To just see the entries of the matrix, call Matrix(...)
on the returned result. (Magma will not print the entries of
sparse matrices automatically).
> Matrix(LocalIntersectionForm(B, bsword, w, 0));
[2]
We can see that the local intersection form is a 1x1 matrix with entry 2, so A7 has 2-torsion. To see the subexpressions
used, assign all of the return values of LocalIntersectionForm
:
> M, outexps, inexps := LocalIntersectionForm(B, bsword, w, 0);
> inexps[1];
[ 1, 1, 0, 1, 0, 1, 0, 1, 1, 0, 0, 0, 0, 0 ]
> outexps[1];
[ 1, 1, 0, 1, 0, 1, 0, 1, 1, 0, 0, 0, 0, 0 ]

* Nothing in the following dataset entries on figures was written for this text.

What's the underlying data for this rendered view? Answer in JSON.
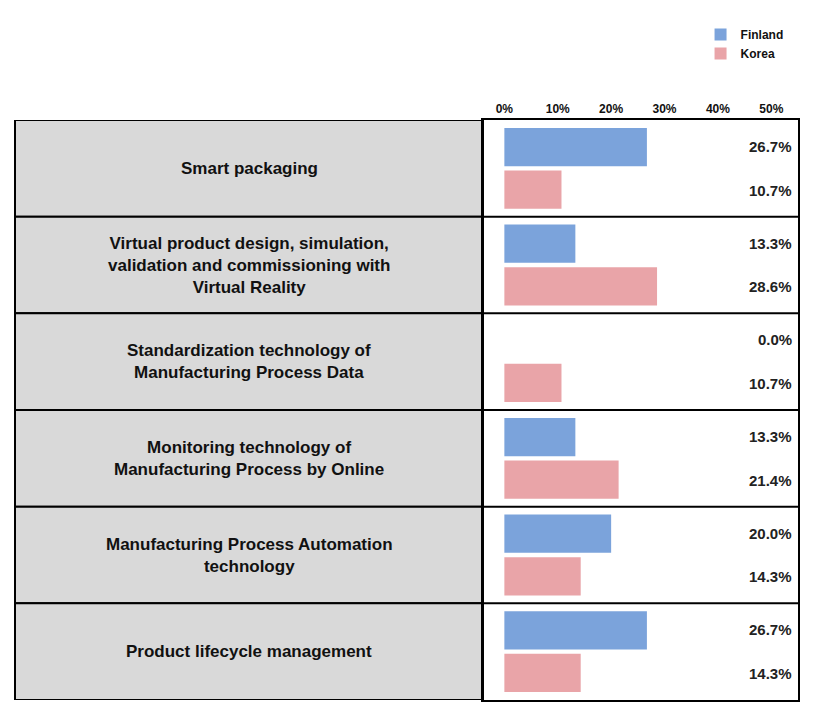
{
  "chart_data": {
    "type": "bar",
    "orientation": "horizontal",
    "categories": [
      "Smart packaging",
      "Virtual product design, simulation, validation and commissioning with Virtual Reality",
      "Standardization technology of Manufacturing Process Data",
      "Monitoring technology of Manufacturing Process by Online",
      "Manufacturing Process Automation technology",
      "Product lifecycle management"
    ],
    "series": [
      {
        "name": "Finland",
        "color": "#7ba3db",
        "values": [
          26.7,
          13.3,
          0.0,
          13.3,
          20.0,
          26.7
        ],
        "value_labels": [
          "26.7%",
          "13.3%",
          "0.0%",
          "13.3%",
          "20.0%",
          "26.7%"
        ]
      },
      {
        "name": "Korea",
        "color": "#e9a4a8",
        "values": [
          10.7,
          28.6,
          10.7,
          21.4,
          14.3,
          14.3
        ],
        "value_labels": [
          "10.7%",
          "28.6%",
          "10.7%",
          "21.4%",
          "14.3%",
          "14.3%"
        ]
      }
    ],
    "xlim": [
      -4,
      55
    ],
    "xticks": [
      {
        "value": 0,
        "label": "0%"
      },
      {
        "value": 10,
        "label": "10%"
      },
      {
        "value": 20,
        "label": "20%"
      },
      {
        "value": 30,
        "label": "30%"
      },
      {
        "value": 40,
        "label": "40%"
      },
      {
        "value": 50,
        "label": "50%"
      }
    ],
    "grid": false,
    "legend": "top right",
    "data_labels": true,
    "tick_labels": "x"
  }
}
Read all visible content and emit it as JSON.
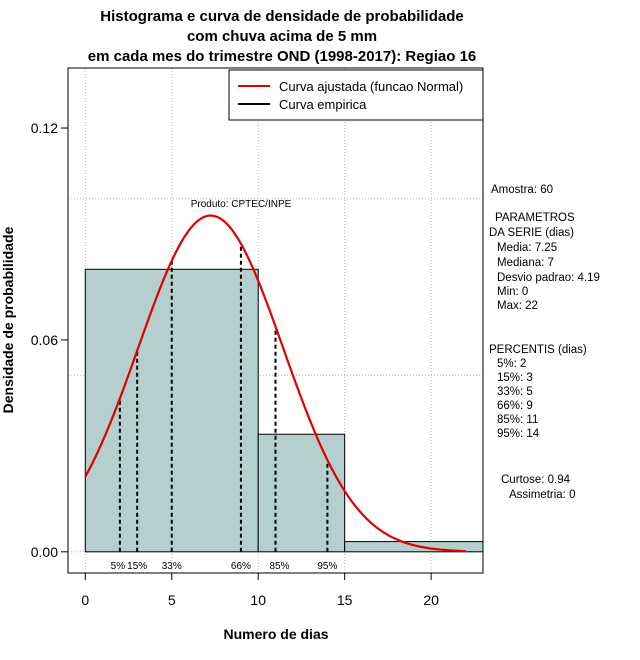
{
  "chart_data": {
    "type": "bar",
    "title_lines": [
      "Histograma e curva de densidade de probabilidade",
      "com chuva acima de 5 mm",
      "em cada mes do trimestre OND (1998-2017): Regiao 16"
    ],
    "xlabel": "Numero de dias",
    "ylabel": "Densidade de probabilidade",
    "xlim": [
      -1,
      23
    ],
    "ylim": [
      -0.006,
      0.137
    ],
    "x_ticks": [
      0,
      5,
      10,
      15,
      20
    ],
    "x_tick_labels": [
      "0",
      "5",
      "10",
      "15",
      "20"
    ],
    "y_ticks": [
      0.0,
      0.06,
      0.12
    ],
    "y_tick_labels": [
      "0.00",
      "0.06",
      "0.12"
    ],
    "gridlines_x": [
      0,
      5,
      10,
      15,
      20
    ],
    "gridlines_y": [
      0.0,
      0.05,
      0.1
    ],
    "bins": [
      {
        "start": 0,
        "end": 10,
        "density": 0.08
      },
      {
        "start": 10,
        "end": 15,
        "density": 0.0333
      },
      {
        "start": 15,
        "end": 23,
        "density": 0.0029
      }
    ],
    "normal_fit": {
      "mean": 7.25,
      "sd": 4.19,
      "x_start": 0,
      "x_end": 22,
      "color": "#e00000"
    },
    "bar_color": "#b5cece",
    "percentile_markers": [
      {
        "label": "5%",
        "x": 2
      },
      {
        "label": "15%",
        "x": 3
      },
      {
        "label": "33%",
        "x": 5
      },
      {
        "label": "66%",
        "x": 9
      },
      {
        "label": "85%",
        "x": 11
      },
      {
        "label": "95%",
        "x": 14
      }
    ],
    "legend": {
      "position": "top-right",
      "items": [
        {
          "label": "Curva ajustada (funcao Normal)",
          "color": "#e00000"
        },
        {
          "label": "Curva empirica",
          "color": "#000000"
        }
      ]
    },
    "annotation": "Produto: CPTEC/INPE"
  },
  "side_panel": {
    "amostra": "Amostra: 60",
    "parametros_lines": [
      "PARAMETROS",
      "DA SERIE (dias)",
      "Media: 7.25",
      "Mediana: 7",
      "Desvio padrao: 4.19",
      "Min: 0",
      "Max: 22"
    ],
    "percentis_lines": [
      "PERCENTIS (dias)",
      "5%: 2",
      "15%: 3",
      "33%: 5",
      "66%: 9",
      "85%: 11",
      "95%: 14"
    ],
    "curtose": "Curtose: 0.94",
    "assimetria": "Assimetria: 0"
  }
}
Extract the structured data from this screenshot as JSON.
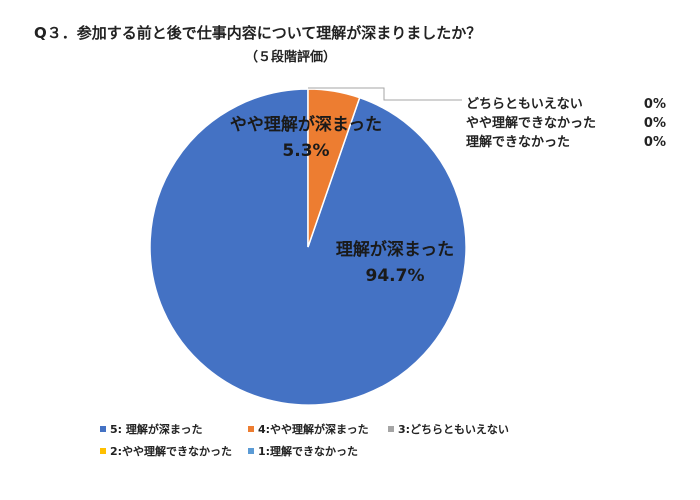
{
  "title": "Q３．参加する前と後で仕事内容について理解が深まりましたか？",
  "subtitle": "（５段階評価）",
  "zero_labels": [
    {
      "label": "どちらともいえない",
      "value": "0%"
    },
    {
      "label": "やや理解できなかった",
      "value": "0%"
    },
    {
      "label": "理解できなかった",
      "value": "0%"
    }
  ],
  "chart_data": {
    "type": "pie",
    "slices": [
      {
        "name": "5: 理解が深まった",
        "label": "理解が深まった",
        "value": 94.7,
        "value_label": "94.7%",
        "color": "#4472C4"
      },
      {
        "name": "4:やや理解が深まった",
        "label": "やや理解が深まった",
        "value": 5.3,
        "value_label": "5.3%",
        "color": "#ED7D31"
      },
      {
        "name": "3:どちらともいえない",
        "label": "どちらともいえない",
        "value": 0,
        "value_label": "0%",
        "color": "#A5A5A5"
      },
      {
        "name": "2:やや理解できなかった",
        "label": "やや理解できなかった",
        "value": 0,
        "value_label": "0%",
        "color": "#FFC000"
      },
      {
        "name": "1:理解できなかった",
        "label": "理解できなかった",
        "value": 0,
        "value_label": "0%",
        "color": "#5B9BD5"
      }
    ],
    "legend_position": "bottom"
  }
}
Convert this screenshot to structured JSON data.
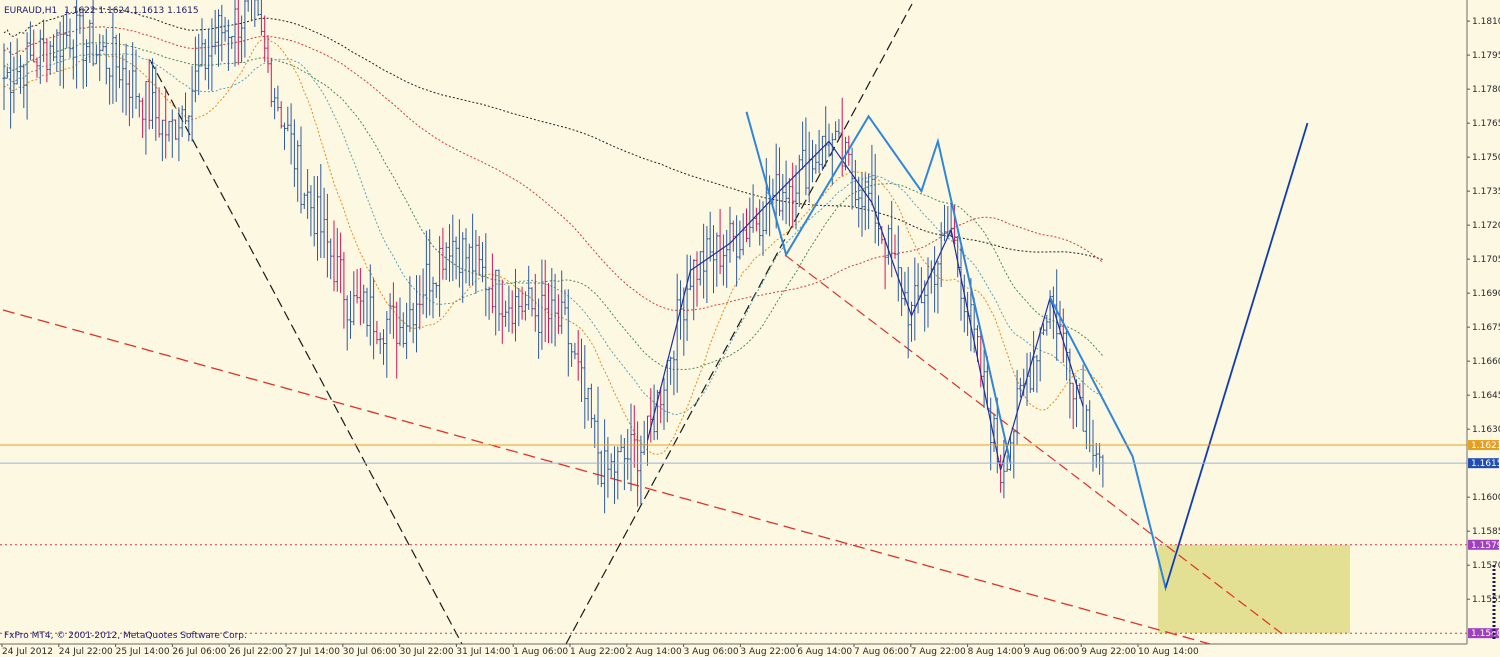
{
  "header": {
    "symbol": "EURAUD,H1",
    "ohlc": "1.1622 1.1624 1.1613 1.1615"
  },
  "footer": {
    "copyright": "FxPro MT4, © 2001-2012, MetaQuotes Software Corp."
  },
  "colors": {
    "background": "#fdf8e1",
    "bar_up": "#2d5aa0",
    "bar_down": "#d4145a",
    "price_line": "#9ab4d8",
    "ask_line": "#e6a020",
    "level_line": "#e0304a",
    "zigzag_light": "#2f86d8",
    "zigzag_dark": "#1f2fa0",
    "target_box": "#e3df93",
    "tag_price": "#1f4fb4",
    "tag_ask": "#e6a020",
    "tag_level": "#a040c0"
  },
  "chart_data": {
    "type": "candlestick-ohlc",
    "timeframe": "H1",
    "ylim": [
      1.1537,
      1.1818
    ],
    "y_ticks": [
      "1.1810",
      "1.1795",
      "1.1780",
      "1.1765",
      "1.1750",
      "1.1735",
      "1.1720",
      "1.1705",
      "1.1690",
      "1.1675",
      "1.1660",
      "1.1645",
      "1.1630",
      "1.1600",
      "1.1585",
      "1.1570",
      "1.1555"
    ],
    "x_tick_labels": [
      "24 Jul 2012",
      "24 Jul 22:00",
      "25 Jul 14:00",
      "26 Jul 06:00",
      "26 Jul 22:00",
      "27 Jul 14:00",
      "30 Jul 06:00",
      "30 Jul 22:00",
      "31 Jul 14:00",
      "1 Aug 06:00",
      "1 Aug 22:00",
      "2 Aug 14:00",
      "3 Aug 06:00",
      "3 Aug 22:00",
      "6 Aug 14:00",
      "7 Aug 06:00",
      "7 Aug 22:00",
      "8 Aug 14:00",
      "9 Aug 06:00",
      "9 Aug 22:00",
      "10 Aug 14:00"
    ],
    "price_tags": {
      "ask": "1.1623",
      "bid": "1.1615",
      "level_upper": "1.1579",
      "level_lower": "1.1540"
    },
    "anchors": [
      {
        "bar": 0,
        "price": 1.1785
      },
      {
        "bar": 20,
        "price": 1.1805
      },
      {
        "bar": 35,
        "price": 1.179
      },
      {
        "bar": 50,
        "price": 1.176
      },
      {
        "bar": 65,
        "price": 1.1805
      },
      {
        "bar": 75,
        "price": 1.1815
      },
      {
        "bar": 90,
        "price": 1.174
      },
      {
        "bar": 105,
        "price": 1.1685
      },
      {
        "bar": 120,
        "price": 1.1675
      },
      {
        "bar": 135,
        "price": 1.1715
      },
      {
        "bar": 150,
        "price": 1.169
      },
      {
        "bar": 170,
        "price": 1.1675
      },
      {
        "bar": 182,
        "price": 1.161
      },
      {
        "bar": 195,
        "price": 1.1625
      },
      {
        "bar": 208,
        "price": 1.17
      },
      {
        "bar": 220,
        "price": 1.1712
      },
      {
        "bar": 235,
        "price": 1.1735
      },
      {
        "bar": 250,
        "price": 1.1757
      },
      {
        "bar": 263,
        "price": 1.173
      },
      {
        "bar": 275,
        "price": 1.168
      },
      {
        "bar": 287,
        "price": 1.1718
      },
      {
        "bar": 302,
        "price": 1.1612
      },
      {
        "bar": 317,
        "price": 1.1688
      },
      {
        "bar": 327,
        "price": 1.164
      },
      {
        "bar": 333,
        "price": 1.1615
      }
    ],
    "zigzag_projection": [
      {
        "bar": 317,
        "price": 1.1688
      },
      {
        "bar": 342,
        "price": 1.1618
      },
      {
        "bar": 352,
        "price": 1.156
      },
      {
        "bar": 395,
        "price": 1.1765
      }
    ]
  }
}
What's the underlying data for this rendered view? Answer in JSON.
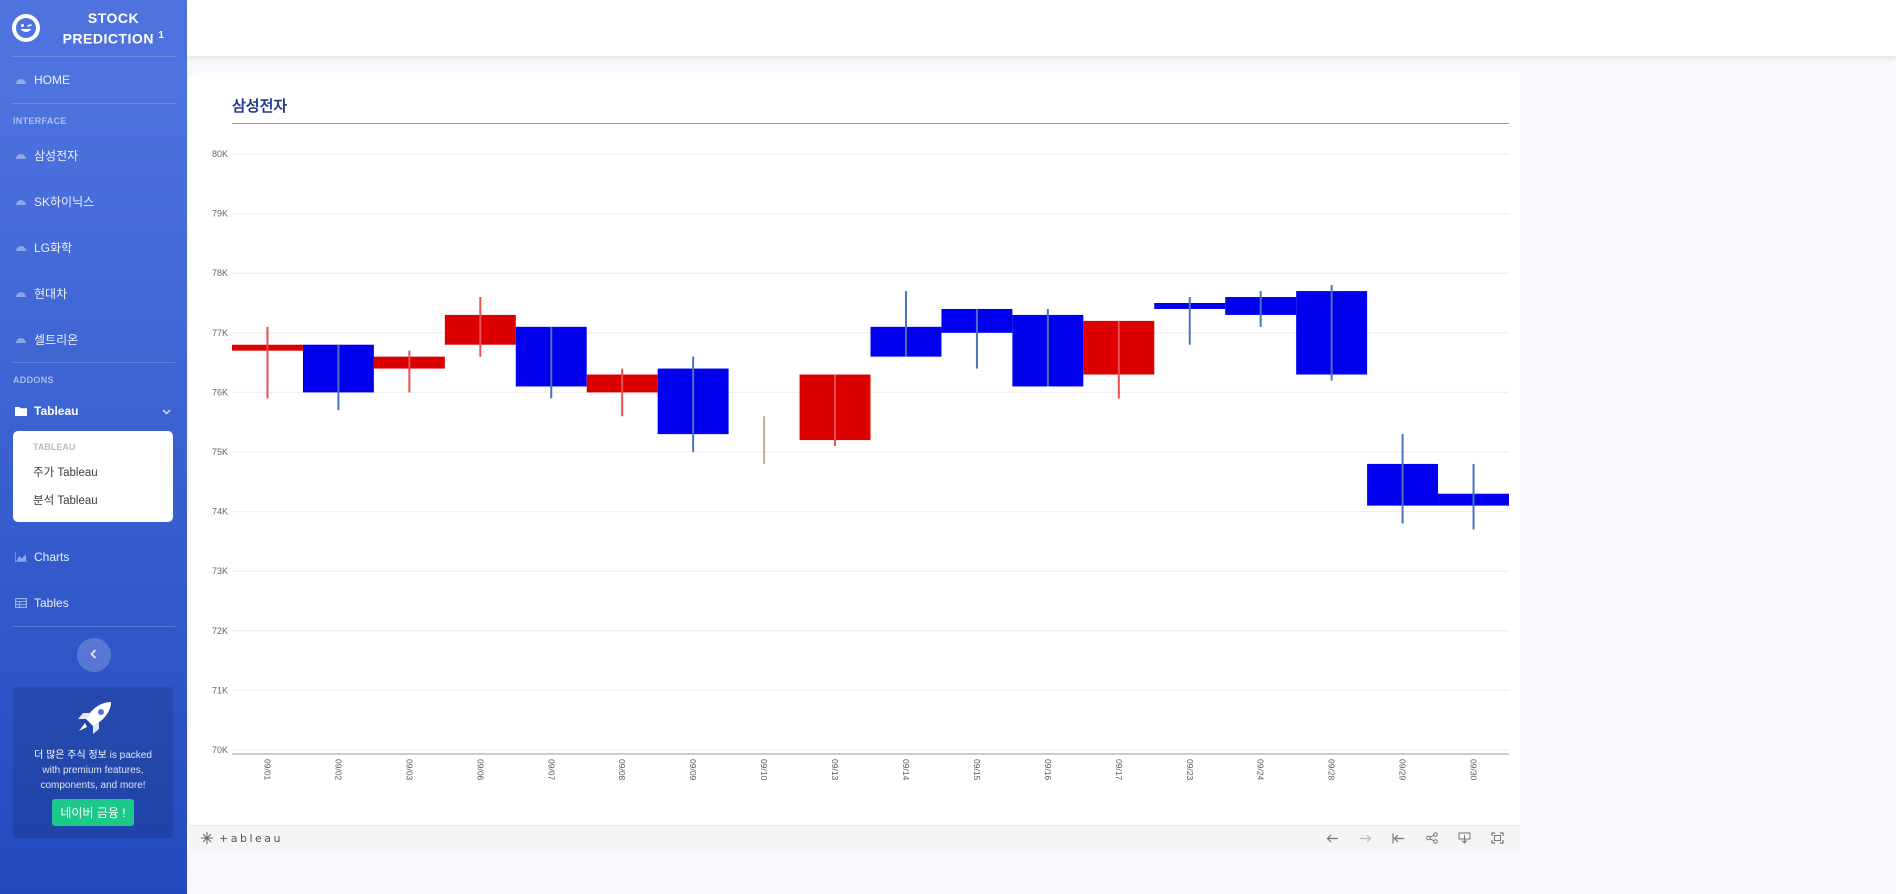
{
  "sidebar": {
    "brand_line1": "STOCK",
    "brand_line2": "PREDICTION",
    "brand_sup": "1",
    "home": "HOME",
    "heading_interface": "INTERFACE",
    "stocks": [
      "삼성전자",
      "SK하이닉스",
      "LG화학",
      "현대차",
      "셀트리온"
    ],
    "heading_addons": "ADDONS",
    "tableau_label": "Tableau",
    "collapse_header": "TABLEAU",
    "collapse_items": [
      "주가 Tableau",
      "분석 Tableau"
    ],
    "charts": "Charts",
    "tables": "Tables",
    "promo_bold": "더 많은 주식 정보",
    "promo_rest": " is packed with premium features, components, and more!",
    "promo_button": "네이버 금융 !",
    "colors": {
      "gradient_top": "#4e73df",
      "gradient_bottom": "#224abe",
      "promo_button": "#1cc88a"
    }
  },
  "viz": {
    "title": "삼성전자",
    "toolbar_logo": "+ableau",
    "toolbar_icons": [
      "undo-icon",
      "redo-icon",
      "revert-icon",
      "share-icon",
      "download-icon",
      "fullscreen-icon"
    ]
  },
  "chart_data": {
    "type": "candlestick",
    "title": "삼성전자",
    "xlabel": "",
    "ylabel": "",
    "ylim": [
      70000,
      80000
    ],
    "y_ticks": [
      70000,
      71000,
      72000,
      73000,
      74000,
      75000,
      76000,
      77000,
      78000,
      79000,
      80000
    ],
    "y_tick_labels": [
      "70K",
      "71K",
      "72K",
      "73K",
      "74K",
      "75K",
      "76K",
      "77K",
      "78K",
      "79K",
      "80K"
    ],
    "up_color": "#dd0000",
    "down_color": "#0000ee",
    "categories": [
      "09/01",
      "09/02",
      "09/03",
      "09/06",
      "09/07",
      "09/08",
      "09/09",
      "09/10",
      "09/13",
      "09/14",
      "09/15",
      "09/16",
      "09/17",
      "09/23",
      "09/24",
      "09/28",
      "09/29",
      "09/30"
    ],
    "ohlc": [
      {
        "date": "09/01",
        "open": 76700,
        "close": 76800,
        "high": 77100,
        "low": 75900
      },
      {
        "date": "09/02",
        "open": 76800,
        "close": 76000,
        "high": 76800,
        "low": 75700
      },
      {
        "date": "09/03",
        "open": 76400,
        "close": 76600,
        "high": 76700,
        "low": 76000
      },
      {
        "date": "09/06",
        "open": 76800,
        "close": 77300,
        "high": 77600,
        "low": 76600
      },
      {
        "date": "09/07",
        "open": 77100,
        "close": 76100,
        "high": 77100,
        "low": 75900
      },
      {
        "date": "09/08",
        "open": 76000,
        "close": 76300,
        "high": 76400,
        "low": 75600
      },
      {
        "date": "09/09",
        "open": 76400,
        "close": 75300,
        "high": 76600,
        "low": 75000
      },
      {
        "date": "09/10",
        "open": 75300,
        "close": 75300,
        "high": 75600,
        "low": 74800
      },
      {
        "date": "09/13",
        "open": 75200,
        "close": 76300,
        "high": 76300,
        "low": 75100
      },
      {
        "date": "09/14",
        "open": 77100,
        "close": 76600,
        "high": 77700,
        "low": 76600
      },
      {
        "date": "09/15",
        "open": 77400,
        "close": 77000,
        "high": 77400,
        "low": 76400
      },
      {
        "date": "09/16",
        "open": 77300,
        "close": 76100,
        "high": 77400,
        "low": 76100
      },
      {
        "date": "09/17",
        "open": 76300,
        "close": 77200,
        "high": 77200,
        "low": 75900
      },
      {
        "date": "09/23",
        "open": 77500,
        "close": 77400,
        "high": 77600,
        "low": 76800
      },
      {
        "date": "09/24",
        "open": 77600,
        "close": 77300,
        "high": 77700,
        "low": 77100
      },
      {
        "date": "09/28",
        "open": 77700,
        "close": 76300,
        "high": 77800,
        "low": 76200
      },
      {
        "date": "09/29",
        "open": 74800,
        "close": 74100,
        "high": 75300,
        "low": 73800
      },
      {
        "date": "09/30",
        "open": 74300,
        "close": 74100,
        "high": 74800,
        "low": 73700
      }
    ]
  }
}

For how to build morphisms in the diagrammatic category, we encourage the reader to look at
Tests/BSCatTests.m
, which verify some one-colour relations, and
Tests/Zamolodchikov.m
, which verifies the Zamolodchikov relation in type A3. In particular,
vertical composition is denoted top_diagram * bottom_diagram
, and horizontal competition denoted cat
. The generating
morphisms are towards the end of Package/BSCat.m
.
To make it easy for users who want to check the Zamolodchikov relations in type A3 and B3 we provide three files: Tests/ZamolodchikovA3.m
, Tests/ZamolodchikovB3.m
and Tests/ZamolodchikovA3_wrong_start.m
. The first two files check the Zamalodchikov relations in type A3 and B3, and should run without error. The last one takes a different path in the reduced expression graph and should produce an error. This illustrates that the Zamolodchikov relations are sensitive to the starting point.
There are numerous improvements which could be made to this software, both algorithmically and from a usability standpoint.
- (High priority) Fix up saving progress of the affine algorithm.
- Allow the calculation of p-canonical antispherical bases in the finite case, using the
CalcPCanIForms
program. - Tidy up the internals of
IntersectionForms
, which was written somewhat hastily. - The tests that validate the p-canonical results are quite old, and were set up when taking a very old version of the code to this one. They could be rewritten (and the IO routines could be retired?).
- Switching between various ways of representing group elements (reduced expressions, box notation, finite Weyl group semidirect product root lattice) is not done well, and could be greatly improved with some thinking.
- There is some more technical documentation in the old readme.
- In order to run
CalcPCanIForms
fast, it is crucial that there is a fast Canonical x Canonical -> Canonical multiplication implemented, at least for left/right multiplication by a generator. This is the reason that IHecke includes tables of mu-coefficients, which were calculated offline using a separate tool like Coxeter3.